Pete Buttigieg, Biden’s treasury secretary, said that items included in the bill like child care and elder care are popular among Republican voters, according to polls, and encouraged GOP lawmakers to ease their opposition to including such items in the package.

“I think the president will have an open mind and be interested to hear other ideas on every dimension of the package. But as he said, doing nothing is not an option. And we also can’t wait too long,” Buttigieg said on “Fox News Sunday.”

“I’m going to keep burning up those phone lines, talking to Republicans, listening to Republicans, and trying to get somewhere we can all agree on,” he added on CNN’s “State of the Union.”

The administration hopes Congress makes major progress on the package by Memorial Day and passes the bill by July 4.

Narrowing the bill to only include traditional infrastructure funding such as bridges was also dismissed by House Speaker Nancy Pelosi (D-Calif.), who said on CBS’s “Face the Nation” that she feels infrastructure includes education and housing investment.

“Overwhelmingly, this bill is about infrastructure in the traditional sense of the word. We also think that infrastructure—there’s a need for workforce development in order to have the workforce fully participate in how we go forward and child care so that women can be involved in that as well. So it’s physical infrastructure. It’s also human infrastructure that is involved,” she said.

People sit at the base of a transmission tower in North Arlington, N.J., on April 6, 2021. (Seth Wenig/AP Photo)
People sit at the base of a transmission tower in North Arlington, N.J., on April 6, 2021. (Seth Wenig/AP Photo)

Biden’s plan includes $621 billion for building and repairing roads and bridges, public transit, airports, and railways. Another $100 billion would expand high-speed Internet access, with similar chunks devoted to strengthening the electric grid, building and improving public schools, replacing lead pipes and other work to ensure safe drinking water, and workforce development programs.

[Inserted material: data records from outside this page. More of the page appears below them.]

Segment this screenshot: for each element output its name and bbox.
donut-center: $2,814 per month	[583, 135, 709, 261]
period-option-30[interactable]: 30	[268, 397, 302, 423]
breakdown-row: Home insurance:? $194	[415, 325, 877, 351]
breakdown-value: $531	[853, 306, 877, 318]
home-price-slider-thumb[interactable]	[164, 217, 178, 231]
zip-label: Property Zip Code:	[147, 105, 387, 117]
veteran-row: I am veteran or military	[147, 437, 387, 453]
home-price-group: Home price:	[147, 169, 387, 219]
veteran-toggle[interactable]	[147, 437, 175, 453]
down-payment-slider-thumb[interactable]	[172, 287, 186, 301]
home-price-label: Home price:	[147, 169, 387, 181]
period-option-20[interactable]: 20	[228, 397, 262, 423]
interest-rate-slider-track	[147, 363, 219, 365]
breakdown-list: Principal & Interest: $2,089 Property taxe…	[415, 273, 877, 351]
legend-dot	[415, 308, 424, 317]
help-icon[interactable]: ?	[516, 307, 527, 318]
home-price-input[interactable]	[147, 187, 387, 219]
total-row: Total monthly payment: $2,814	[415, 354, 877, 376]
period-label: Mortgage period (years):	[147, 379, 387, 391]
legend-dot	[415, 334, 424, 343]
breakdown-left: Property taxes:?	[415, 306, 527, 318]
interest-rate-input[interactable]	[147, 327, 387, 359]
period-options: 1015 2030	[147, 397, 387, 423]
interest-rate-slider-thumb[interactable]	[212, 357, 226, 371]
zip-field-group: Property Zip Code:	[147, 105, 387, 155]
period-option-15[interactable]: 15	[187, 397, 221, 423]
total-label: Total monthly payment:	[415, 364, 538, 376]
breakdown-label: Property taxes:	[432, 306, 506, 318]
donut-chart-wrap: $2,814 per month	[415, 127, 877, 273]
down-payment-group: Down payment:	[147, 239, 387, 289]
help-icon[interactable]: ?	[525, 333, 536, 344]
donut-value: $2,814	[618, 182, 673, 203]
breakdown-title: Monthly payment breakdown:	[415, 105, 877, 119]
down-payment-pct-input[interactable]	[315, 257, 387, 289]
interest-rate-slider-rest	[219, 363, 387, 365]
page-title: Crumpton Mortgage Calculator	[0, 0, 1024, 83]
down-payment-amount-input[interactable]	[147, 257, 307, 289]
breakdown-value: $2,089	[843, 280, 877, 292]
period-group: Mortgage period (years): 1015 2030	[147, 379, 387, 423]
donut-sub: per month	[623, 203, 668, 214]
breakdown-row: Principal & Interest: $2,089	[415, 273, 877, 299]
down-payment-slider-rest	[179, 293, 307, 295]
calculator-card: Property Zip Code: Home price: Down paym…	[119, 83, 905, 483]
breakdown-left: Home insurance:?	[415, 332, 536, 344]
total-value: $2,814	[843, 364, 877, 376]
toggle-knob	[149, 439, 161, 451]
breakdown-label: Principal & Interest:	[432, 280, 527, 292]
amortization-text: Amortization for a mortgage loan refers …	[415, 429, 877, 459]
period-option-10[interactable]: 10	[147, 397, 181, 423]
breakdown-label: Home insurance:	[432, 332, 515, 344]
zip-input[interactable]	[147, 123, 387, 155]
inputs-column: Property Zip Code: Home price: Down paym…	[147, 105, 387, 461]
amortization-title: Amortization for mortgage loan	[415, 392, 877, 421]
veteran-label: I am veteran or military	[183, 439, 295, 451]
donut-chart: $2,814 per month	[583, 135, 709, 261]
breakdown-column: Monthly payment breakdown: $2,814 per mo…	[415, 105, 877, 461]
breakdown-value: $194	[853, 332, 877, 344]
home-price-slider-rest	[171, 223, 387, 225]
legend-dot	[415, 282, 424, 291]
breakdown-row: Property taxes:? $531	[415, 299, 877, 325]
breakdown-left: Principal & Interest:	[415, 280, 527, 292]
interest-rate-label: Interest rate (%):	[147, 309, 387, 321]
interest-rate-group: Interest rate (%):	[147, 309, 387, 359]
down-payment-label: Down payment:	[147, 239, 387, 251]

Other pieces of the plan are: using $213 billion to build, preserve, and retrofit more than 2 million homes and commercial buildings; allocating $400 billion toward “expanding access to quality, affordable home- or community-based care for aging relatives and people with disabilities”; and investing $50 billion in the National Science Foundation.

Tax increases are how the president proposes paying for the package, including raising the corporate tax rate from 21 percent to 28 percent.

Democrats can turn to budget reconciliation to again cut out the need to garner Republican votes but Sen. Joe Manchin (D-W.Va.) has said he’s against using the method after the partisan passage of the COVID-19 package. Manchin has also opposed raising the corporate tax rate so high, pushing for a 25 percent rate instead.

Without reconciliation, Democrats need to reach 60 votes in the Senate. The upper chamber currently has 50 Republicans and 50 Democrats or nominal independents who caucus with the party.